NACFAM: Technology, Partnerships Key for U.S. Manufacturing Success
While the nation’s manufacturing sector continues to face major challenges, the National Coalition for Advanced Manufacturing (NACFAM) suggests in a new white paper that the U.S. can compete successfully with low-wage countries if industry and government rally around two basic goals — increase labor productivity by greatly accelerating the use of advanced technologies and leverage national resources through a major expansion of public-private partnerships.
In Industrial Transformation: Key to Sustaining the Productivity Boom, unveiled June 4 at the Washington Productivity Forum, NACFAM calls for 1) moving global competitiveness higher on the national agenda, 2) developing and deploying “next generation” process technologies, 3) “incentivizing” American workers to keep pace with technological change, and 4) reducing supply chain vulnerability. These central elements contain numerous specific policy recommendations designed to enable U.S. manufacturers to be competitive in any industry sector, including:
- Move global competitiveness higher on the national agenda:
- A sustained, stronger focus on manufacturing productivity across the highest levels of the Administration, including the Secretary of Commerce, the President’s Advisor on Science and Technology, and the President’s Council of Advisors on Science and Technology.

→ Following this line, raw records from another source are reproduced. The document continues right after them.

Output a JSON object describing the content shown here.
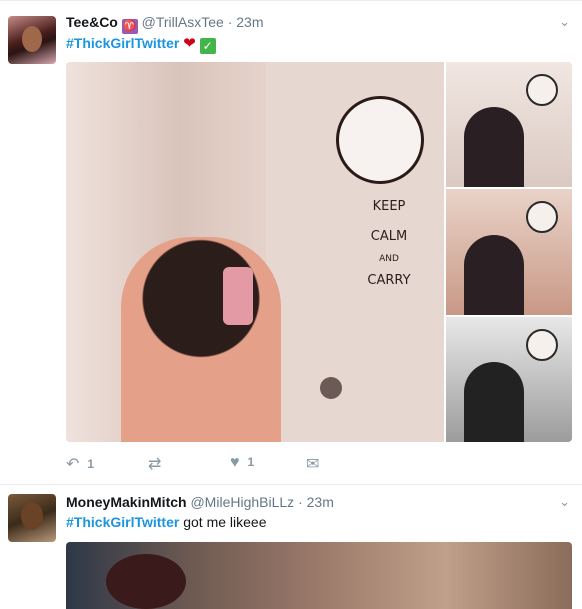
{
  "tweets": [
    {
      "name": "Tee&Co",
      "sign": "♈",
      "handle": "@TrillAsxTee",
      "separator": "·",
      "time": "23m",
      "hashtag": "#ThickGirlTwitter",
      "text_after": "",
      "emoji": [
        "heart",
        "check"
      ],
      "photo_text": {
        "line1": "KEEP",
        "line2": "CALM",
        "line3": "AND",
        "line4": "CARRY"
      },
      "actions": {
        "replies": "1",
        "retweets": "",
        "likes": "1"
      }
    },
    {
      "name": "MoneyMakinMitch",
      "handle": "@MileHighBiLLz",
      "separator": "·",
      "time": "23m",
      "hashtag": "#ThickGirlTwitter",
      "text_after": " got me likeee"
    }
  ],
  "icons": {
    "caret": "chevron-down-icon",
    "reply": "reply-icon",
    "retweet": "retweet-icon",
    "like": "heart-icon",
    "dm": "direct-message-icon"
  },
  "colors": {
    "link": "#1b95e0",
    "muted": "#657786",
    "heart": "#d0021b",
    "check": "#43b54a"
  }
}
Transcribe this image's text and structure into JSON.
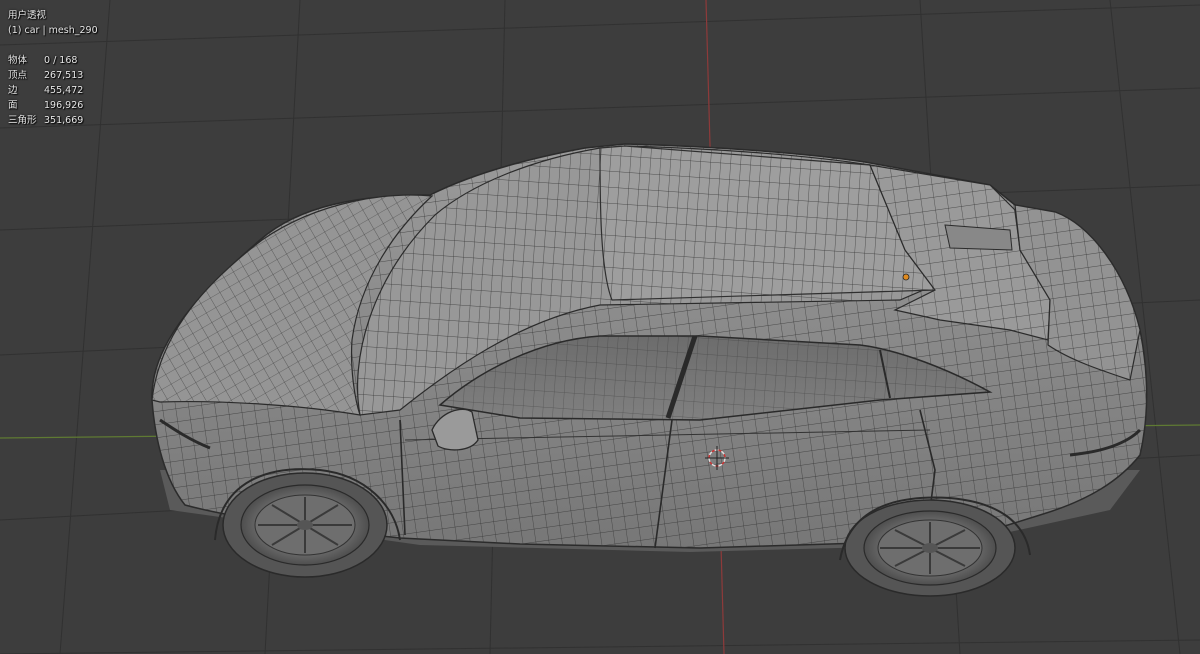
{
  "viewport": {
    "view_name": "用户透视",
    "object_line": "(1) car | mesh_290",
    "stats": [
      {
        "label": "物体",
        "value": "0 / 168"
      },
      {
        "label": "顶点",
        "value": "267,513"
      },
      {
        "label": "边",
        "value": "455,472"
      },
      {
        "label": "面",
        "value": "196,926"
      },
      {
        "label": "三角形",
        "value": "351,669"
      }
    ]
  },
  "colors": {
    "background": "#3d3d3d",
    "grid_line": "#303030",
    "axis_x": "#8a3b3b",
    "axis_y": "#6b8a3a",
    "mesh_fill": "#8d8d8d",
    "wire": "#2e2e2e",
    "origin_dot": "#e08a1e"
  }
}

- More effective use of the manufacturing-related programs at the National Institute of Standards and Technology, given its unique responsibility for assisting industry.
- Accelerate depreciation of investments in new hardware & software for all manufacturers.
- Develop and deploy next generation process technologies:
- Substantially increase federal investment in productivity-enhancing manufacturing science and technology research.
- Utilize industry-led, government-enabled consortia models akin to Sematech.
- Enable America’s workers to keep pace with technological change:
- Provide a tax incentive for technical re-training over a worker’s career.
- Integrate industry-led skill standards into education and training programs under Workforce Investment Act reauthorization.
- Decrease supply chain vulnerability and support the nation’s smaller suppliers:
- Hedge critical military and homeland security products through a strong domestic supplier base.
- Build much higher levels of cooperation and collaboration between Manufacturing Extension Partnership (MEP) services and the supply chain optimization programs of large manufacturers at the sub-tiers.
Taking the above steps now, NACFAM concludes, will accelerate the rate of manufacturing innovation, stimulate investment in the most advanced manufacturing equipment, continually improve workforce skills, and create a voice in the federal government to ensure the continuation of manufacturing-friendly public policies.